Le patronyme «M’Backé» est, en fait, tiré du nom village fondé par ses ancêtres dans le Baol en 1802, dans une parcelle de terre donnée à Maharam, par le 2ème Damel du Cayor, Amary N’Goné Sobel FALL. Le grand-père de Cheikh Ahmadou Bamba, Balla M’Backé, fonda à la fin du XVIIIème siècle le village de M’Backé. C’est là que naquit son fils, Momar Anta Saly qui fit ses études avec un grand marabout nommé Ahmadou Bamba. C’est pour cela que Momar donna le nom d’Ahmadou Bamba, à son deuxième fils né vers 1852, qui deviendra le guide des Mourides ; Oumar BA, archiviste et Serigne Sam M’BAYE, traducteur des «Itinéraires du Paradis», situent sa naissance en 1855. Ahmadou Bamba porte le prénom d’un ami de son père, Amadou SALL, un marabout peul qui aurait instruit Momar Anta Sally. Par conséquent, Bamba est né sous Auguste Léopold PROTET, gouverneur du Sénégal de 1850 à 1854. Le jeune Bamba, pétri de pudeur, de chasteté et piété familiale, est d’abord confié à son oncle Mouhamadou BOUSSO et à Samba Toucouleur KA, pour son initiation au Coran. Tafsir M’Backé reprendra, par la suite, le relais. Dans ce monde peul de son enfance, Bamba est constamment en lutte contre les vices comme la jalousie, l’orgueil, l’avidité et l’égoïsme, il prêchait, par la parole et les actes, l’humilité, l’esprit de sacrifice, la solidarité, la générosité et le dépassement de soi. Grand humaniste, animé d’une grande compassion, Cheikh Ahmadou Bamba recherchait en permanence, dans son combat contre le colon, tout ce qui élevait la dignité de l’homme sénégalais. Il «était brave, mais il ne précipitait rien sur un excès de colère ou fanatisme, et ne s’enorgueillissait pas. Loin de l’abaissement et de l’avilissement, il ignorait la peur, la frayeur et la petitesse d’âme» écrit Serigne M’Backé Bassirou, un de ses biographes.
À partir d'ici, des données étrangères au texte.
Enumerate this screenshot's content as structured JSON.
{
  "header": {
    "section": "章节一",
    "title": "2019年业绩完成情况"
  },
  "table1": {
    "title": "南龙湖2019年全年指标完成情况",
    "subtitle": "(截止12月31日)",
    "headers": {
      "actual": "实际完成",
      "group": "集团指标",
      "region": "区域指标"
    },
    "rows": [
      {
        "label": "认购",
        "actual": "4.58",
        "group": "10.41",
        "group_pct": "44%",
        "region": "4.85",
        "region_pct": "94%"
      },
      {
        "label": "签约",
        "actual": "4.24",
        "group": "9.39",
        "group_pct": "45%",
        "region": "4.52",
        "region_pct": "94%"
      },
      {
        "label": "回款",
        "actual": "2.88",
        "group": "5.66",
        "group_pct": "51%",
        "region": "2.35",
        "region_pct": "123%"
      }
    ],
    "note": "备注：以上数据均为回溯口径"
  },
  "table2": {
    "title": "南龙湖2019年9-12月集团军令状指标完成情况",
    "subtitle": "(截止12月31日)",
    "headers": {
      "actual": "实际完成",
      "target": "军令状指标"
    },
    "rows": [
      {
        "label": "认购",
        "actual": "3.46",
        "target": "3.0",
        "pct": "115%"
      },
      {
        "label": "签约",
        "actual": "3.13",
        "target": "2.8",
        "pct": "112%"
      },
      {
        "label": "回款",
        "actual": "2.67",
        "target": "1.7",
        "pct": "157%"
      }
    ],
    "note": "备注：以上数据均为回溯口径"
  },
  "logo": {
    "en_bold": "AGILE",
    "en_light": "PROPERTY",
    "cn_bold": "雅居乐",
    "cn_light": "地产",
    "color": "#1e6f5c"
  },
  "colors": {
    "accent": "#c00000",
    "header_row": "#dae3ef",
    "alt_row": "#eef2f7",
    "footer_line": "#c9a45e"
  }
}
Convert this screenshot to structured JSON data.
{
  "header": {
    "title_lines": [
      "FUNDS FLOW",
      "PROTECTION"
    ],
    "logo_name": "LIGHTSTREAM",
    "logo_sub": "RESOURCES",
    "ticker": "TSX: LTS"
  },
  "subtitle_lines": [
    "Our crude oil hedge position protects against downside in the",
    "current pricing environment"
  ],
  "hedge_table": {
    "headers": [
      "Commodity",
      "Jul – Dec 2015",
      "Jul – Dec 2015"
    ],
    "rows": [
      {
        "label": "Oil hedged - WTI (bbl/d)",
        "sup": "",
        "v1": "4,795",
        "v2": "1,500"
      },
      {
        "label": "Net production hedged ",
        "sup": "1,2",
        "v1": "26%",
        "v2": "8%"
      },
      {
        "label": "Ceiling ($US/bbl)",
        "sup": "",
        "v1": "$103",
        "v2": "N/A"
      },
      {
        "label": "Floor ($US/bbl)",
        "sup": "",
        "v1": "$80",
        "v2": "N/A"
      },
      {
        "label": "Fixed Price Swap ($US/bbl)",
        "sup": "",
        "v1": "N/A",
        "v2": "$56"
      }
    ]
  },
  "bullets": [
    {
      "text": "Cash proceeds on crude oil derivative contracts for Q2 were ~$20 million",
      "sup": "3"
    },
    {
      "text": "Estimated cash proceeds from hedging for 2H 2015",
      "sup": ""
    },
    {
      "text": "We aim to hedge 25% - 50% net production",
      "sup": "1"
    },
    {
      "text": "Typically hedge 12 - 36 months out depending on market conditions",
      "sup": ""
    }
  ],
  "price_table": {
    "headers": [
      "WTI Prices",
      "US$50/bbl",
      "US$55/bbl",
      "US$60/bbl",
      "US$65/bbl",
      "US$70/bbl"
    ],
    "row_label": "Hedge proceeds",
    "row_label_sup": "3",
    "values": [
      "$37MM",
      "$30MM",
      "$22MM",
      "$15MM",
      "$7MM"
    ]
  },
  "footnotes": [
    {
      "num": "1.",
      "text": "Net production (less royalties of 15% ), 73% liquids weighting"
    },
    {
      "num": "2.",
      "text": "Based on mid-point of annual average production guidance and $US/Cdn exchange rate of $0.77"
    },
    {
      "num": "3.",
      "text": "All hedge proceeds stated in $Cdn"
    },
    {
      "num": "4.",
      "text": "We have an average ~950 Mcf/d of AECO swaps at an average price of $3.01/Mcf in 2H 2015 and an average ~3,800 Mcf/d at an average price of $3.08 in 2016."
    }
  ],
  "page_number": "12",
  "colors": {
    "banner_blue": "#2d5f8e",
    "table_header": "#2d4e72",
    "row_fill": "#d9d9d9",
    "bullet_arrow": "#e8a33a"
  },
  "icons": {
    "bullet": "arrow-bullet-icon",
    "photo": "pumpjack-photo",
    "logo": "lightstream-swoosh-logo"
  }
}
Au cours des invasions de Maba Diakhou BA (1809-1867), un disciple de El Hadji Omar TALL, la région du Baol fut dévastée, le grand-père, Balla M’Backé fut tué et son père Momar Anta Saly fut déporté au Saloum, à Prokhane. Momar Anta Saly, pour assurer sa survie, donne des enseignements coraniques et devient le percepteur des enfants de Maba Diakhou BA, dont Saër Maty, et assure les fonctions de Cadi. C’est là, vers 1865 que le jeune Ahmadou Bamba fit la connaissance du Damel du Cayor, Lat-Dior, qui maria sa sœur Thioro DIOP à Momar Anta Saly. Dans son Jihad, Maba Diakhou avait accueilli Lat-Dior DIOP, l’a converti à l’Islam en 1864, et a refusé de le remettre aux autorités coloniales. Mais avec la duplicité du Bour du Sine, Coumba N’Doffène DIOUF, Maba Diakkou fut tué à Somb, le 18 juillet 1867. N’ayant plus de protecteur, Lat-Dior avec sa soumission au colonisateur fut réintégré comme Damel du Cayor en 1871 et la famille de Cheikh Ahmadou le suivi. Le père Bamba devait mourir dans le Cayor en 1882, à M’Backé Cayor. Bamba refusa le poste de Cadi c'est-à-dire chef du service judiciaire du Cayor en disant : «j'ai honte que les anges me voient porter mes pas auprès d'un roi autre qu'Allah». En effet, Cheikh Bamba refusant de se placer sous la protection de Lat-Dior : «Ils m’ont dit réfugies-toi auprès des Sultans tu auras des cadeaux enrichissants en permanence ; j’ai dit : «Je me réfugie auprès de mon Seigneur, me suffis de Lui et ne me satisfais que du savoir et de la religion» dit-il. Cette conduite irréprochable vis-à-vis des détenteurs du pouvoir temporel lui attira l'affection de beaucoup d'éléments de la population.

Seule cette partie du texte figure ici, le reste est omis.